Acinar-to-Ductal Metaplasia Induced by Transforming Growth Factor Beta Facilitates KRAS G12D-driven Pancreatic Tumorigenesis

Cell Mol Gastroenterol Hepatol. 2017 May 31;4(2):263-282. doi: 10.1016/j.jcmgh.2017.05.005. eCollection 2017 Sep.

Abstract

Background & aims: Transforming growth factor beta (TGFβ) acts either as a tumor suppressor or as an oncogene, depending on the cellular context and time of activation. TGFβ activates the canonical SMAD pathway through its interaction with the serine/threonine kinase type I and II heterotetrameric receptors. Previous studies investigating TGFβ-mediated signaling in the pancreas relied either on loss-of-function approaches or on ligand overexpression, and its effects on acinar cells have so far remained elusive.

Methods: We developed a transgenic mouse model allowing tamoxifen-inducible and Cre-mediated conditional activation of a constitutively active type I TGFβ receptor (TβRICA) in the pancreatic acinar compartment.

Results: We observed that TβRICA expression induced acinar-to-ductal metaplasia (ADM) reprogramming, eventually facilitating the onset of KRASG12D-induced pre-cancerous pancreatic intraepithelial neoplasia. This phenotype was characterized by the cellular activation of apoptosis and dedifferentiation, two hallmarks of ADM, whereas at the molecular level, we evidenced a modulation in the expression of transcription factors such as Hnf1β, Sox9, and Hes1.

Conclusions: We demonstrate that TGFβ pathway activation plays a crucial role in pancreatic tumor initiation through its capacity to induce ADM, providing a favorable environment for KRASG12D-dependent carcinogenesis. Such findings are highly relevant for the development of early detection markers and of potentially novel treatments for pancreatic cancer patients.

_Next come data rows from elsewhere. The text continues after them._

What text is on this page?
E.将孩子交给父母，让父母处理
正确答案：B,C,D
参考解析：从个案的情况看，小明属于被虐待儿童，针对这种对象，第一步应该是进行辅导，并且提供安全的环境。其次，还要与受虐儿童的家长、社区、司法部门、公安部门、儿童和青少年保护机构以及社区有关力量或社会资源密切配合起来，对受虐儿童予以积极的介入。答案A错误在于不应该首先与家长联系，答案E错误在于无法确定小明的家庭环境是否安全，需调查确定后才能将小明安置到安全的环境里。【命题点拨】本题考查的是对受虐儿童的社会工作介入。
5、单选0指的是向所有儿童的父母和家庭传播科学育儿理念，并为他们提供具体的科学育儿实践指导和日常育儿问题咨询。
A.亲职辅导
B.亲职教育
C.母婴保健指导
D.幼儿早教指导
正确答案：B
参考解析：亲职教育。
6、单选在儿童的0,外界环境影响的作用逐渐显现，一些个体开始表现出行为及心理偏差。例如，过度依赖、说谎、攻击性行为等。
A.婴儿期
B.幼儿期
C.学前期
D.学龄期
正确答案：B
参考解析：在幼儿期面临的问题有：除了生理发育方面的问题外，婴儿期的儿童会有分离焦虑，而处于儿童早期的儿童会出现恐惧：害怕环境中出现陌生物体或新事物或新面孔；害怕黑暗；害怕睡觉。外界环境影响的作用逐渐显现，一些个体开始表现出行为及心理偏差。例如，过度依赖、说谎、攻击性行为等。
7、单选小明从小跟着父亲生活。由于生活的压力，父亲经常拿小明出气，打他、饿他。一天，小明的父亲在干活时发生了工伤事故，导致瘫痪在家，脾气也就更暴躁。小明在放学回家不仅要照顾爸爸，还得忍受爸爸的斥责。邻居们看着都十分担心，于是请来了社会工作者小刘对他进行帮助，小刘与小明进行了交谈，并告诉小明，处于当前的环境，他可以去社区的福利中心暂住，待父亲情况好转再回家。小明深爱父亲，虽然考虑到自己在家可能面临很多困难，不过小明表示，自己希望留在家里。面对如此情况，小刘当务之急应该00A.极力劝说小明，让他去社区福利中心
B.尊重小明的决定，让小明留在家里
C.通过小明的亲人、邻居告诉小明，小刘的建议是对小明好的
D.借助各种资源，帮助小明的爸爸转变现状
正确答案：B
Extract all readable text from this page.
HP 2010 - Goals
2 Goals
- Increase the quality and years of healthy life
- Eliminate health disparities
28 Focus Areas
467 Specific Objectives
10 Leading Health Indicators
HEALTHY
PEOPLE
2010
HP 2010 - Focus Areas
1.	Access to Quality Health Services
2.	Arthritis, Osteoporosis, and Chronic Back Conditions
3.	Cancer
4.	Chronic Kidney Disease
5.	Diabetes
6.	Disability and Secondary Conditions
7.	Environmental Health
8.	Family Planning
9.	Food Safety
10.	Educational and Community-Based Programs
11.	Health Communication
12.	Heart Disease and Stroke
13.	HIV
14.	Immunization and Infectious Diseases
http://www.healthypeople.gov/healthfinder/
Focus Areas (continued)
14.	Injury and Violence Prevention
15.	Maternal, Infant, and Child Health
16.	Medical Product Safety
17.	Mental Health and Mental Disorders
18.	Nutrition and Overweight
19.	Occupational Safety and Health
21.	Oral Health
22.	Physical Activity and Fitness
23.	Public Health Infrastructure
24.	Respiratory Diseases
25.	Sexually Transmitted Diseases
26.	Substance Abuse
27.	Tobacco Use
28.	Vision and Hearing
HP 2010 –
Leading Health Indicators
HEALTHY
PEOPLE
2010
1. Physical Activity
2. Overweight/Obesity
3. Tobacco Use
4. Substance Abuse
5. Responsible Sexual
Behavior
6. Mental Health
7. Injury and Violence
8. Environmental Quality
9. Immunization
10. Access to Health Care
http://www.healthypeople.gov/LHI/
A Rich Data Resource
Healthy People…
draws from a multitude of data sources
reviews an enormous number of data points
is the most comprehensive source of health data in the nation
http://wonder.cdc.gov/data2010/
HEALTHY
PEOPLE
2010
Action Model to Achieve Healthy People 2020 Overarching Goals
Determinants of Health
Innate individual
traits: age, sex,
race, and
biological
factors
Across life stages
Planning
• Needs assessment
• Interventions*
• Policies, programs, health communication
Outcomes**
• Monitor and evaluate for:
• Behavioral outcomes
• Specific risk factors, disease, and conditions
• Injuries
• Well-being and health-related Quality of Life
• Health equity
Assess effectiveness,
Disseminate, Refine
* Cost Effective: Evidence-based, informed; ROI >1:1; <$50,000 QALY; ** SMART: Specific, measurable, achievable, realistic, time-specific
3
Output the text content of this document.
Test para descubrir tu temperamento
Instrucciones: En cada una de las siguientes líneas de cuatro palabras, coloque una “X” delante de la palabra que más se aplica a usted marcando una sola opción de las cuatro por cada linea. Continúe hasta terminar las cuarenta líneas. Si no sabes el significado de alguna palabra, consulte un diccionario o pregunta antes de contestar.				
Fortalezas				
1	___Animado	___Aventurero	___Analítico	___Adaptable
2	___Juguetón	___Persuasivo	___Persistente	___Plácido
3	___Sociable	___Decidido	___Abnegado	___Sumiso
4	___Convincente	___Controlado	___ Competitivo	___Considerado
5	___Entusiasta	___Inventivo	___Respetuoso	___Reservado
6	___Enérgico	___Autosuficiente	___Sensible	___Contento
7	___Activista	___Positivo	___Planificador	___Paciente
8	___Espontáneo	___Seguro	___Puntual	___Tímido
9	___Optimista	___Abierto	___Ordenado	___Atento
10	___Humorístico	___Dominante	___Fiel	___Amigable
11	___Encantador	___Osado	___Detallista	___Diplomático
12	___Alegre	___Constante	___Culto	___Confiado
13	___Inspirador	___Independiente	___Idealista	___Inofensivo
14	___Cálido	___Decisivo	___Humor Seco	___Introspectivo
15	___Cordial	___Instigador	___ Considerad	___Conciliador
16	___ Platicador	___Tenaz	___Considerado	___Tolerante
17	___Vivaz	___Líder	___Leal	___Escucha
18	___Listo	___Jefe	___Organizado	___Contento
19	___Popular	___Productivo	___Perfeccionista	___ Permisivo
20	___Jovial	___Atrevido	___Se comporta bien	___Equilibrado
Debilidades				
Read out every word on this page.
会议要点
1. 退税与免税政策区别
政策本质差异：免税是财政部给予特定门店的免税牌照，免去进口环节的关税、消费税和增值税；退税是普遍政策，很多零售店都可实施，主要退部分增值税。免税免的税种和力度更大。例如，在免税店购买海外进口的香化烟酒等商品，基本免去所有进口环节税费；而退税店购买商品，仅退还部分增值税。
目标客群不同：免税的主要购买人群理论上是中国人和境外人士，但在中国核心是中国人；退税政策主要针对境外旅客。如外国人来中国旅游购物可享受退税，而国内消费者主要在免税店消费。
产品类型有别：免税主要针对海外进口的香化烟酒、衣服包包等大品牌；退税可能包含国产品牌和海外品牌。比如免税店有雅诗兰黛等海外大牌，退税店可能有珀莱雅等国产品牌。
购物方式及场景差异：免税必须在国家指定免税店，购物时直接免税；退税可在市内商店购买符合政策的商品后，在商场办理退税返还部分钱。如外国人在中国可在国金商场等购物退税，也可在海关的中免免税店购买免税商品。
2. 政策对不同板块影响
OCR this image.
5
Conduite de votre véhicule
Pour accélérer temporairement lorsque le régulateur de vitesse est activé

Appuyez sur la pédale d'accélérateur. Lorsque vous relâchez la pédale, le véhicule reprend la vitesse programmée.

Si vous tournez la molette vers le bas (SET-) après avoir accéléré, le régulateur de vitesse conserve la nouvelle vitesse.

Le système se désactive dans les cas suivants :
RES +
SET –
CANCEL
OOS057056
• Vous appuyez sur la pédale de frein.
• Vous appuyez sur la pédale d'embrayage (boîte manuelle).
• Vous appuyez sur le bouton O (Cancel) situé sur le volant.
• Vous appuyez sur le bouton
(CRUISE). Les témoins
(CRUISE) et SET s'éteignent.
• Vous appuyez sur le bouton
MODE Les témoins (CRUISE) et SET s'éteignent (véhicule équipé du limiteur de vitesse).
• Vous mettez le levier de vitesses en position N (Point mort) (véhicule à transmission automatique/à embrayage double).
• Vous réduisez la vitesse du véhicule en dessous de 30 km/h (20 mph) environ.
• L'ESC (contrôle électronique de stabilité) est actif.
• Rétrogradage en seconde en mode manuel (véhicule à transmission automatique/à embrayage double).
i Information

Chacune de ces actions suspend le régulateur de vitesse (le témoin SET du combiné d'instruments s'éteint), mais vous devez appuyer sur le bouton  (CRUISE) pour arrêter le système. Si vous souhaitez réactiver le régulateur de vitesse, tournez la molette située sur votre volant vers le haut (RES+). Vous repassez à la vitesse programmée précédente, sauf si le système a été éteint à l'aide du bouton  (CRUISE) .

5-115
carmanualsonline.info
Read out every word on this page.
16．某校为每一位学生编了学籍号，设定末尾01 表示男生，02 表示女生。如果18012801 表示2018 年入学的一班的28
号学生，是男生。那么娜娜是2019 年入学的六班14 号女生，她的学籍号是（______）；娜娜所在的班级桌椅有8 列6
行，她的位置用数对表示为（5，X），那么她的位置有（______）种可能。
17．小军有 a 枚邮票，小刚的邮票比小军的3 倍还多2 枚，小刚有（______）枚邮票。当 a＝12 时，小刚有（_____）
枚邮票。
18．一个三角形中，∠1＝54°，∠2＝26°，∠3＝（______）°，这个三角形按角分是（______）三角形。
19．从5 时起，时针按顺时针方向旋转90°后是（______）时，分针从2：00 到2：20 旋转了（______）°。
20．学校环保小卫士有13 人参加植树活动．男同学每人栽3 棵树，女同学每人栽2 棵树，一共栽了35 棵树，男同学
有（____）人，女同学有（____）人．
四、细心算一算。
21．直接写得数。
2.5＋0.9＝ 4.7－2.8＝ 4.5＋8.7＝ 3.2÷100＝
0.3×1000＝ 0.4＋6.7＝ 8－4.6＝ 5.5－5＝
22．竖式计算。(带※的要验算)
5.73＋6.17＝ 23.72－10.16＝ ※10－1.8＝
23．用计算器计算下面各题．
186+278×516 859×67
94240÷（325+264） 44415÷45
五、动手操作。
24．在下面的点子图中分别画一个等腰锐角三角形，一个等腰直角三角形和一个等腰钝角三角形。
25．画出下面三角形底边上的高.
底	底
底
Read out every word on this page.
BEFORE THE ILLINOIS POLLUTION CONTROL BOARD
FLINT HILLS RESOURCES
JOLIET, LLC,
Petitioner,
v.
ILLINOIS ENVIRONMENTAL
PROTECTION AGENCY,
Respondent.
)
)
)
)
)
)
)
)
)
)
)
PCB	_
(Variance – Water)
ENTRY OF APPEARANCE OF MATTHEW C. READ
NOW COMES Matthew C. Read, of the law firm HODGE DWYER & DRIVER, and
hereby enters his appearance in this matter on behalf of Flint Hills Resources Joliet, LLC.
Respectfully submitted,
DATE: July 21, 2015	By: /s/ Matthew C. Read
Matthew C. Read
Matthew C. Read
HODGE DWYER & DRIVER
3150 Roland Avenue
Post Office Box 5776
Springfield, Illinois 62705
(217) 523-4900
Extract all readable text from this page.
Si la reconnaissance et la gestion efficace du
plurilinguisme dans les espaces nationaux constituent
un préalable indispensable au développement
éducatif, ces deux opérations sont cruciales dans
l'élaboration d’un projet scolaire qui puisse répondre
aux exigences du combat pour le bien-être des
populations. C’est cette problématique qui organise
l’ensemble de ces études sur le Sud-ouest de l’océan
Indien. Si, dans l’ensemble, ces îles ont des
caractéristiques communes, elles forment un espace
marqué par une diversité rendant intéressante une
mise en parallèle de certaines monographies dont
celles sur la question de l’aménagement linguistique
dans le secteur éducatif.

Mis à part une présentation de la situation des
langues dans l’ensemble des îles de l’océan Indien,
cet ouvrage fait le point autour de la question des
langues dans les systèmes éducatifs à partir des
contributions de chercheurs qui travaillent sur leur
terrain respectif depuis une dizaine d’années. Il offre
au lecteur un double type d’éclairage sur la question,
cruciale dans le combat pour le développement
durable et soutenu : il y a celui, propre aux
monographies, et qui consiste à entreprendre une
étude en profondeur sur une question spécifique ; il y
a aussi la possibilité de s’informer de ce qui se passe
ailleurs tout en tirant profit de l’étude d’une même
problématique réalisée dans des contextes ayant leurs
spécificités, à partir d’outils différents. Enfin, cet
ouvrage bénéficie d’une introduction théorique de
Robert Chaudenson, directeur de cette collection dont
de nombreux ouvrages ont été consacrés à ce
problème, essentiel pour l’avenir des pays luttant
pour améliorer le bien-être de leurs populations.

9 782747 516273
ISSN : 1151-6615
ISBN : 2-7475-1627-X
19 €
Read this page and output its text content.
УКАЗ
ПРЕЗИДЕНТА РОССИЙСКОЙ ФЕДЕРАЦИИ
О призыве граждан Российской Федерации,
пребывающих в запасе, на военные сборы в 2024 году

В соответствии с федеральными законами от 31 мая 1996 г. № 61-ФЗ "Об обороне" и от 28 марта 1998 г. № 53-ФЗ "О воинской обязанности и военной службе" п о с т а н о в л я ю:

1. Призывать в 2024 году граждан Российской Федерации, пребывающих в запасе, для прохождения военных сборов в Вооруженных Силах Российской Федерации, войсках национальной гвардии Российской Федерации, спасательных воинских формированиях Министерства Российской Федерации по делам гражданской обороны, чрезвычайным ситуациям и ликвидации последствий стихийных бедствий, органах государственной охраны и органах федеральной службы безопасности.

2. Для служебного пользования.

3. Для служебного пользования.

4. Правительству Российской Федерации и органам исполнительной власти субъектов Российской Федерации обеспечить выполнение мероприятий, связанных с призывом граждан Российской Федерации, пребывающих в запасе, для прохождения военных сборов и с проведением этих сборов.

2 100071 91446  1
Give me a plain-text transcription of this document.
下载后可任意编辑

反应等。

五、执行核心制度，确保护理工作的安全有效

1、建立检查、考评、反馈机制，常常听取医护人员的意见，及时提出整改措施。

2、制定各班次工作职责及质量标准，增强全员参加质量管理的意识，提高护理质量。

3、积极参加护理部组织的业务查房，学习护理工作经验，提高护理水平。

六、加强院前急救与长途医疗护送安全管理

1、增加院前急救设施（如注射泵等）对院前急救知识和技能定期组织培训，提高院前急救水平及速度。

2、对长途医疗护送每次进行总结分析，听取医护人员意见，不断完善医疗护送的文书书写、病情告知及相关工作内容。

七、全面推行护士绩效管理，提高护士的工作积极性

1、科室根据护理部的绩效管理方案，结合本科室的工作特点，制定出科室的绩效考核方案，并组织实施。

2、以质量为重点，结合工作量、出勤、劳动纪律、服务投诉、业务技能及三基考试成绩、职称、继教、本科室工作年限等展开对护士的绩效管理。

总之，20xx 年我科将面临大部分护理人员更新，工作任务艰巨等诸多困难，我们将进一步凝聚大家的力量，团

Keywords: ADM, acinar-to-ductal metaplasia; AFI, acinar fatty infiltration; Acinar-to-Ductal Metaplasia; Cancer; EMT, epithelial-to-mesenchymal transition; KRASG12D; PBS, phosphate-buffered saline; PDA, pancreatic ductal adenocarcinoma; PanIN, pancreatic intraepithelial neoplasia; Pancreas; RT-qPCR, reverse transcription quantitative polymerase chain reaction; TGFβ; TGFβ, transforming growth factor beta; TUNEL, terminal deoxynucleotidyl transferase dUTP nick end labeling.